In anticipation of my summer stupidity, I stockpile recommendations and greedily set up library holds. So, in anticipation of the season, here are 5 (actually 6. See math comment above) of the books I’ve decided to hotly (lol) peruse over June, July and August:

Teach Me (There’s Something About Marysburg #1), by Olivia Dade

Teach Me by Olivia Dade

School’s almost out, which means it will soon be the perfect time to dive into this tale of rival history teachers who learn to love over the course of a year. Newcomer Martin is a single father and a gentle, damaged soul who snags the world history classes that are close to veteran educator Rose’s heart. Rose masks her compassion and love of her subject under a flinty exterior, but faced with Martin’s unending kindness she begins to let down her guard. This is my favorite type of pairing. I adore a prickly heroine and a tender hero, and Dade’s trademark humor and her compassionate eye make her a must-read. 

Somewhere Only We Know by Maurene Goo

Somewhere Only We Know by Maurene Goo

This YA K-drama twist on Roman Holiday takes retiring K-pop star Lucky and wannabe tabloid reporter Jack on a whirlwind romantic (and culinary) romp through Hong Kong.

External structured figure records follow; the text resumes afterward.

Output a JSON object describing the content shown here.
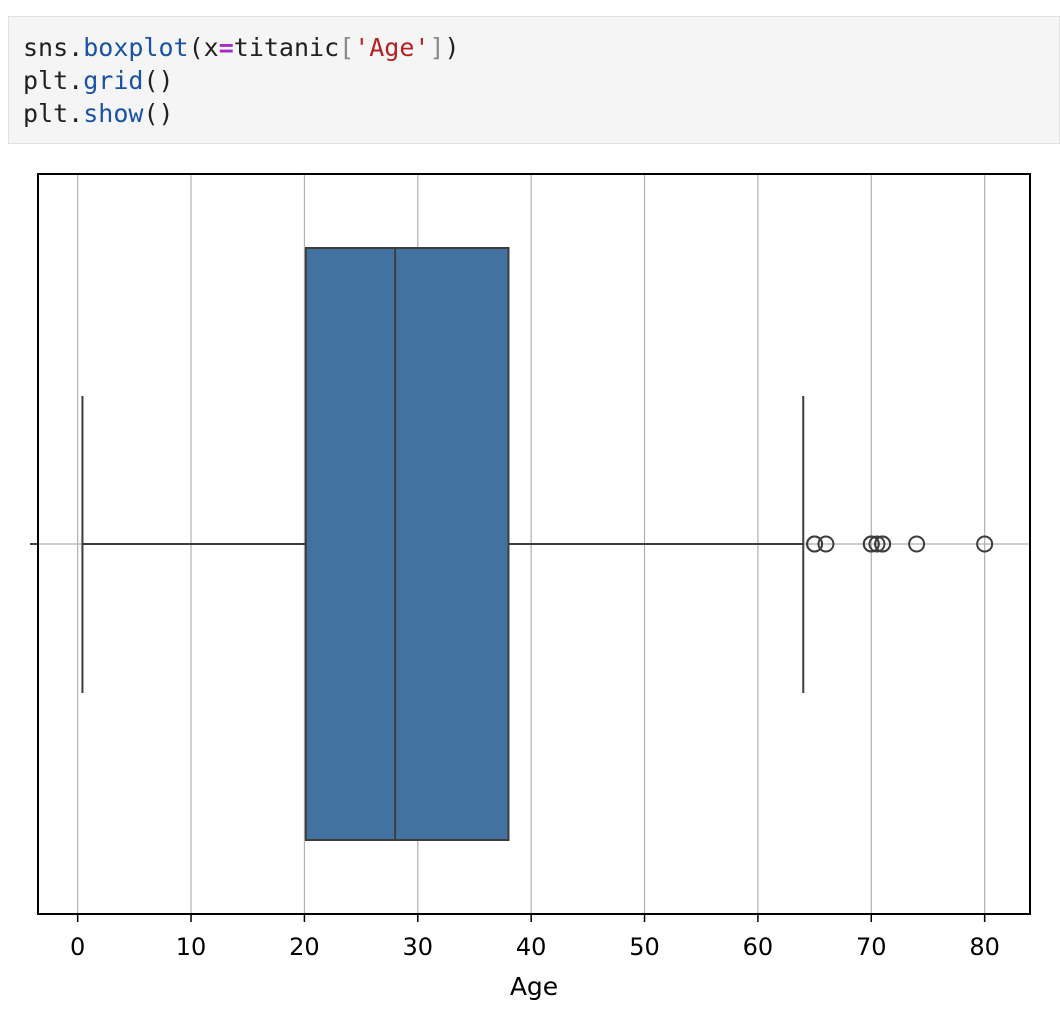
{
  "code": {
    "line1": {
      "obj": "sns.",
      "fn": "boxplot",
      "open": "(",
      "arg": "x",
      "eq": "=",
      "var": "titanic",
      "lbr": "[",
      "str": "'Age'",
      "rbr": "]",
      "close": ")"
    },
    "line2": {
      "obj": "plt.",
      "fn": "grid",
      "parens": "()"
    },
    "line3": {
      "obj": "plt.",
      "fn": "show",
      "parens": "()"
    }
  },
  "chart_data": {
    "type": "boxplot",
    "xlabel": "Age",
    "ylabel": "",
    "title": "",
    "xlim": [
      -3.5,
      84.0
    ],
    "xticks": [
      0,
      10,
      20,
      30,
      40,
      50,
      60,
      70,
      80
    ],
    "grid": true,
    "box": {
      "whisker_low": 0.42,
      "q1": 20.125,
      "median": 28.0,
      "q3": 38.0,
      "whisker_high": 64.0,
      "fill_color": "#4472a0",
      "edge_color": "#3d3d3d"
    },
    "outliers": [
      65,
      65,
      66,
      70,
      70,
      70.5,
      71,
      71,
      74,
      80
    ]
  }
}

Goo’s The Way You Make Me Feel was one of my favorite books from last year. (And it’s about a summer spent working in a food truck!) She captures the voices of her teen protagonists so well, and I can’t wait to read more of her funny, worldly, tough-yet-vulnerable young characters. 

The Goodbye Summer by Sarah Van Name

The Goodbye Summer by Sarah Van Name

Nothing says summer to me like part-time jobs, ice cream, and a certain aimlessness of spirit. Sarah Van Name’s debut YA novel promises all of this in her story of a teen girl, Caroline, whose half-formed plan of running away with her boyfriend is derailed when she meets Georgia, a young camp counselor who shows her the world can be so much more.

American Fairytale (Dreamers #2) by Adriana Herrera

AMERICAN FAIRYTALE by Adriana HerreraA billionaire story with heart as well as heat? With her debut, American Dreamer, Herrera explored beautifully the ambitions of a food-truck owner trying to get his business off the ground and a relationship-shy librarian. Now, Herrera is back with a Cinderella story about social worker Milo whose chance encounter with magnate Tom at a black-tie gala results in a powerful connection. What I especially love about Herrera’s writing is her gift for exploring her characters in a way that is emotionally insightful and satisfying.

The Key to Happily Ever After by Tif Marcelo

The Key to Happily Ever After by Tif Marcelo

The three de la Rosa sisters take over their parents’ wedding-planning business only to discover that those picture-perfect moments are tough to achieve. I really enjoy stories that look at the sometimes complicated and comic relationships between siblings, and I adored Marcelo’s previous romance novels about family, food and love. Marcelo’s first Women’s Fiction title promises more of that winning combination.

Bonus book: Hither, Page by Cat Sebastian

Hither, Page by Cat Sebastian

Agatha Christie but queer. That is all we need to know.

What are your favorite kinds of books to read during summer, and where do you like to read them?

About Playing House:

PLAYING HOUSE by Ruby LangThe last thing Oliver Huang expects to see on the historic Mount Morris home tour is longtime acquaintance Fay Liu bustling up and kissing him hello. He’s happy to playact being a couple to save her from a pushy admirer. Fay’s beautiful, successful and smart, and if he’s being honest, Oliver has always had a bit of a thing for her.

Maybe more than a bit.

Geeking out over architectural details is Oliver and Fay’s shared love language, and soon they’re touring pricey real estate across Upper Manhattan as the terribly faux but terribly charming couple Darling and Olly.

For the first time since being laid off from the job he loved, Oliver has something to look forward to. And for the first time since her divorce, Fay’s having fun.

Somewhere between the light-filled living rooms and spacious closets they’ve explored, this faux relationship just may have sparked some very real feelings. For Oliver and Fay, home truly is where their hearts are.